Investigating the light emitting diode (LED) flashlight characteristics of a sample of smartphones for its safety in indirect retinal photography.

Introduction: the off-label use of smartphones for indirect retinal photography and videography made it a popular ophthalmic clinical practice for its ubiquity and simplicity which enhanced telemedical care. Smartphone indirect retinal photography involves focusing the bright flashlight from the light emitting diode (LED) source on the rear side of the phone on the patient´s retina. Phototoxic hazards of the bright light on the already compromised patients´ retina raise concerns that require safety studies. The aim of this work is to study the characteristics of LED flashlights of a sample of smartphone types currently in use by ophthalmologists in Egypt to evaluate for potential photobiological implications when used in conjunction with + 20-diopter indirect ophthalmoscopy condensing lens for indirect photography of the retina.

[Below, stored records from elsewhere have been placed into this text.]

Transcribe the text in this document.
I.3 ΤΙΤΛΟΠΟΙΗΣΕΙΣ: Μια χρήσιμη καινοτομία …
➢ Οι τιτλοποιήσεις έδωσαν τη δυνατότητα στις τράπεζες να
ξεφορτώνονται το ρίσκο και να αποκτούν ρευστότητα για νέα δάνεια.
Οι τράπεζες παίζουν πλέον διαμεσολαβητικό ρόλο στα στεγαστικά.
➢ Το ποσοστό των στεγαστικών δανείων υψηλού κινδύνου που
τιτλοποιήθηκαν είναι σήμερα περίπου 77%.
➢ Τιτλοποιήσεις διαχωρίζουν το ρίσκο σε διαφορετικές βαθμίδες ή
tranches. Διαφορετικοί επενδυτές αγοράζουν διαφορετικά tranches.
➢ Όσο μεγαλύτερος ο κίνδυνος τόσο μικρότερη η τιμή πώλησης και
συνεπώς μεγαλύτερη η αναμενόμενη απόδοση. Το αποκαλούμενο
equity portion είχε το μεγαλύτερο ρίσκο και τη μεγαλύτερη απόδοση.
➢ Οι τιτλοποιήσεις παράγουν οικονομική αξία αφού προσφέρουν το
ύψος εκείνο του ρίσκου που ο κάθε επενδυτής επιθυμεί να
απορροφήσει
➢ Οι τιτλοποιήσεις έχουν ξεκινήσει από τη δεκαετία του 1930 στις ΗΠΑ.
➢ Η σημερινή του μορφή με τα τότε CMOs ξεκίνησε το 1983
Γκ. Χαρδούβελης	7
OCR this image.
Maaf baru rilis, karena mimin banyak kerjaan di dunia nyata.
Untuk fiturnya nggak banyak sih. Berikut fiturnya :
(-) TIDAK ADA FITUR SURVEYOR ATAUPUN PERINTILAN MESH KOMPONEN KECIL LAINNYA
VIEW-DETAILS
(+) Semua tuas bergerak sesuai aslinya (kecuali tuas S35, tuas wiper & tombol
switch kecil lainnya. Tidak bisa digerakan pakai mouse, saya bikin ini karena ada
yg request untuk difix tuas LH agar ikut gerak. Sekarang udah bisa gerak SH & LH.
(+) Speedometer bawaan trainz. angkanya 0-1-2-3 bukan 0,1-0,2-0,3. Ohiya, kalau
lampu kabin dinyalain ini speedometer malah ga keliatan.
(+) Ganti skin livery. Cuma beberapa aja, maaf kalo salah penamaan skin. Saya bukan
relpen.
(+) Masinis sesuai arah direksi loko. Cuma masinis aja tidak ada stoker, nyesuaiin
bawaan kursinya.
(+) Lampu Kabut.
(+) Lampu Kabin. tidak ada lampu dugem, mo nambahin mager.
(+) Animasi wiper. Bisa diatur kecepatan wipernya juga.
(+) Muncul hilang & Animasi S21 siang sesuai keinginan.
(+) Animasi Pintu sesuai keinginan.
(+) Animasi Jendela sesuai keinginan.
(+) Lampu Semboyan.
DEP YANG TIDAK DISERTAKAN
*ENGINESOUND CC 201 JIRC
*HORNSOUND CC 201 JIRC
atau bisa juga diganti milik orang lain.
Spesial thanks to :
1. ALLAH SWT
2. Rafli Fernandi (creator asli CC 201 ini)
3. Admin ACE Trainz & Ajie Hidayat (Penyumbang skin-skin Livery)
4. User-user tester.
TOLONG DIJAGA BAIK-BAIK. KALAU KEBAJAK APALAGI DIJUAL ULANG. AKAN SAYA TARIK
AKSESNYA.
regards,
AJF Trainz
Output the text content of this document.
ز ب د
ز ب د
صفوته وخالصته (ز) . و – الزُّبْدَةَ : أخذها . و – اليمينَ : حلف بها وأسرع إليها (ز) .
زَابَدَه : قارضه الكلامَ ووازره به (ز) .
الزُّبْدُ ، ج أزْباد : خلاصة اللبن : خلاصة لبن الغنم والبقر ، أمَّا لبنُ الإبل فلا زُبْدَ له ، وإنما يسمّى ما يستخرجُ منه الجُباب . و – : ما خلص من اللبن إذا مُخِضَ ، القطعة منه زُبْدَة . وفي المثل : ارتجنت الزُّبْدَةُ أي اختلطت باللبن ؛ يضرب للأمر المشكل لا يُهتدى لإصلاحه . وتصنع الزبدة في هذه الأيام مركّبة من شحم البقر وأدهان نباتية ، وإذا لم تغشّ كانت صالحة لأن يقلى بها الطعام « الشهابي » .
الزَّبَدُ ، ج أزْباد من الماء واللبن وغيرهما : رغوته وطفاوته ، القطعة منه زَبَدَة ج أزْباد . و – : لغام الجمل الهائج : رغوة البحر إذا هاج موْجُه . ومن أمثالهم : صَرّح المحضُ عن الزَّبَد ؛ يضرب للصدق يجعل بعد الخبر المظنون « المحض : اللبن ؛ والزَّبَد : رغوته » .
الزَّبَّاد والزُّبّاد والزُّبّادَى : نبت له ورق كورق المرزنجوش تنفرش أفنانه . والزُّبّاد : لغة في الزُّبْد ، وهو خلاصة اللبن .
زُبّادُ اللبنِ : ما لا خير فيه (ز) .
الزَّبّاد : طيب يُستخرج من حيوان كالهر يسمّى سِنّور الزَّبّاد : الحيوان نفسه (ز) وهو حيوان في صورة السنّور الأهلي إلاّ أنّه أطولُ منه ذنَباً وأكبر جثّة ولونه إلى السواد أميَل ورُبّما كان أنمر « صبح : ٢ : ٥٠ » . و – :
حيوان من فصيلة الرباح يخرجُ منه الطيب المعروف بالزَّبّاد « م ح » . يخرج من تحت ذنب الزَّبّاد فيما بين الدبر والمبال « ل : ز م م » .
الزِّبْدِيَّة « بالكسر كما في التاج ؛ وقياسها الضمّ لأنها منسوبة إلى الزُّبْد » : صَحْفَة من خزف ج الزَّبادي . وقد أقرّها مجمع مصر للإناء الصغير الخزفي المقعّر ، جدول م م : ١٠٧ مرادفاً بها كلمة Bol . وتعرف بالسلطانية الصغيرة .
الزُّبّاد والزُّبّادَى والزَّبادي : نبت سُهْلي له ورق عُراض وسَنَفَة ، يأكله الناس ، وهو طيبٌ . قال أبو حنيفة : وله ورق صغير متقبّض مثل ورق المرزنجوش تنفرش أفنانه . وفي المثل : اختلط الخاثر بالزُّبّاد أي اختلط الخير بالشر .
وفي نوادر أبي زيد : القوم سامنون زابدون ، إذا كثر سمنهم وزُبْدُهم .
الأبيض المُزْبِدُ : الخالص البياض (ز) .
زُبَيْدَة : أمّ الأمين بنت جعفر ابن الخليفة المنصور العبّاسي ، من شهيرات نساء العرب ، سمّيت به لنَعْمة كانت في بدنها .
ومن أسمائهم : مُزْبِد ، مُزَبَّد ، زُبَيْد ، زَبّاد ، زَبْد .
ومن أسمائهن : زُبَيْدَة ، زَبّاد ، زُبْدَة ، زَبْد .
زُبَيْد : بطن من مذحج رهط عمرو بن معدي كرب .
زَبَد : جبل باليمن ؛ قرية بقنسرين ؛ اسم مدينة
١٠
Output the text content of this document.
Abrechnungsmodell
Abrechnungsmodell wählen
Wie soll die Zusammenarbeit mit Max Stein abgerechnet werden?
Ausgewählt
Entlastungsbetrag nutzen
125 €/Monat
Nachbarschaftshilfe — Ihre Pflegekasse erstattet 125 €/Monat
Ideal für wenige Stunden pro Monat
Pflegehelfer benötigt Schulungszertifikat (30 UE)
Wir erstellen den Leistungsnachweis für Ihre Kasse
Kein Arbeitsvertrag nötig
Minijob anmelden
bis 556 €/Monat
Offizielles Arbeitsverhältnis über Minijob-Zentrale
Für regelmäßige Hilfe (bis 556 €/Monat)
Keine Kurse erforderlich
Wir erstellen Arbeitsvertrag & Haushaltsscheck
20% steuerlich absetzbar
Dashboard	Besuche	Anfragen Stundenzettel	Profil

Methods: the spectral profile, weighted irradiance, and thermal exposure rates produced by a variety of smartphones´ LED flashlights currently used by ophthalmology specialists and trainees at the Comprehensive Outpatient Clinic of the Research Institute of Ophthalmology, Giza, Egypt, were tested in this study when collimated by a +20-diopter indirect ophthalmoscopy lens in a setup similar to actual indirect smartphone retinal photography.

Results: the spectrum of the LED flashlights of all tested smartphones fell entirely in the optically safe visible spectrum between 400-750 nm with no significant infrared or ultraviolet components. Two regions of main spectral distribution were noticed in all tested smartphones with a peak at 450 nm and the other ranging between 520 to 585 nm. Weighted irradiance was within the safe limits for ocular examination and ranged from 0.58 to 2.30 mW/cm (safe limit is up to 706 mW/cm) without a measurable thermal effect.

Conclusion: the LED flashlight of the tested smartphones appeared to be within safe limits when used for indirect smartphone retinal photography. However, the high composition of the short wavelength blue light spectrum may be a concern particularly with prolonged and repeated examinations.